Climate change has prompted us to rethink public policies related to tourism. During the virtual event “Vámonos pa’l norte: community, planning and tourism,” Jon Borschow and Annie Mayol talked with experts about the efforts and strategies needed at the national level to promote economic activity through tourism, from a perspective of social and environmental sustainability.
Along with Gerardo Hernández, assistant secretary of the National Parks Program of the Department of Natural Resources (DRNA); Fernando Lloveras, president of Para la Naturaleza; and Carlos Mercado, executive director of the Puerto Rico Tourism Company (PRTC), we shared initiatives and recommendations for sustainable tourism in Puerto Rico. In addition, with a special presentation by Alberto López Chaves, general manager of the Costa Rican Tourism Board (ICT), we learned more about successful strategies for sustainable development in Costa Rica that can be models for Puerto Rico.
Currently, public policies aimed at protecting natural assets and developing sustainable tourism in parks, forests and reserves under the DRNA focus on revitalizing vacation centers, promoting ecotourism alliances and educating youth about the importance of preserving and conserving resources. In addition, Hernández added that the department seeks community proposals for recreational activities and tours.
From the private sector, Lloveras, representing Para La Naturaleza, shared that the organization’s goal is to protect 33% of the land in Puerto Rico by 2023. “Our development model has been disjointed and we have not had that planning necessary to have an island that is in ecological functionality,” said the organization’s president. According to him, the creation of human experiences, and decentralized tourism and policies that support that direction are some of the efforts needed at the national level.
Mercado said the PRTC is making efforts to promote sustainable tourism through best practices training programs focused on ecotourism and agrotourism. With the launch of its agrotourism program, the company hopes to complement agricultural activity with tourism to attract the attention of visitors.
Regarding public policies, López Chaves commented that it is essential to implement and maintain them. ”The approach of aiming with a national public policy […] towards tourism will eventually make tourism a strong, resilient sector and a sector that generates wealth and wellbeing for all the communities that are around tourism developments,“ López Chaves continued.
Hernández emphasized the development of public policy focused on knowing our natural resources and their importance for the economic development of Puerto Rico.

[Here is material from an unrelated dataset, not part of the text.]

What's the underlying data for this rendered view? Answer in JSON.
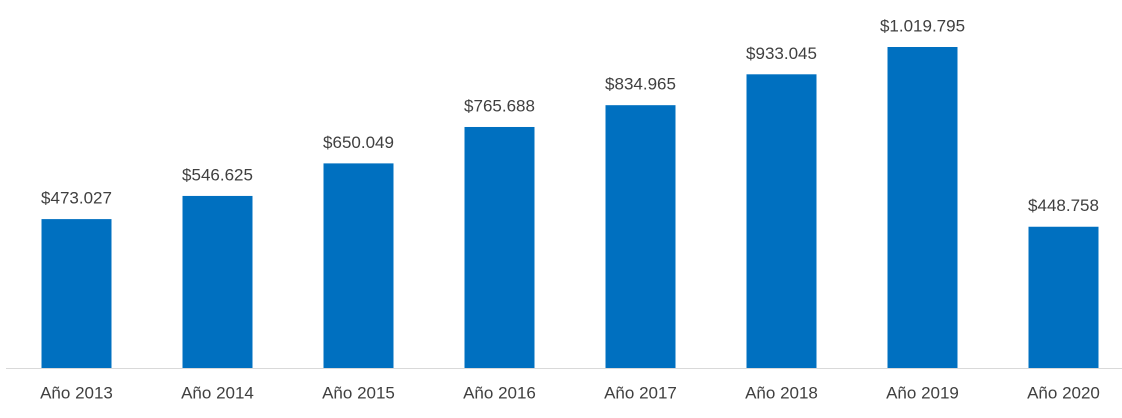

The panelists agreed on developing a national tourism project, as opposed to a regional one. They also emphasized the need to educate Puerto Ricans about the conservation and preservation of natural resources.
During the ICT’s presentation, López Chaves explained that Costa Rica opted for an supply model, where the tourist adapts to the country. By clearly defining the tourism development model, they were able to execute successfully. “Over time, we have been very capable of innovating, so much so, that the country’s average stay evolved from 3 nights in the 80’s to almost 13 nights today, at this moment,” commented the ICT general manager. According to López Chaves, sustainable tourism development has to take into account the social, cultural, economic and environmental aspects. At the same time, communities must be the leaders of their tourism development projects in order for the initiatives to succeed.
To close the conversation, Mr. Hernández highlighted the collaboration of Foundation for Puerto Rico, the Tourism Company and National Parks to achieve the reopening of the Camuy River Cave Park. Mr. Lloveras added the importance of revitalizing these attractions and maintaining them after their reopening so that they will be of long-term benefit.
Borschow hopes that this collaboration will open the doors to future revitalization projects around the island. At that point, other tourist attractions of focus for the panelists were discussed, such as Playa Rosada in Lajas, Punta Soldado in Culebra and Lago Toa Vaca in Villalba have been identified as upcoming projects for rehabilitation, according to Mercado, and that would encourage collaboration between the various entities to carry them out.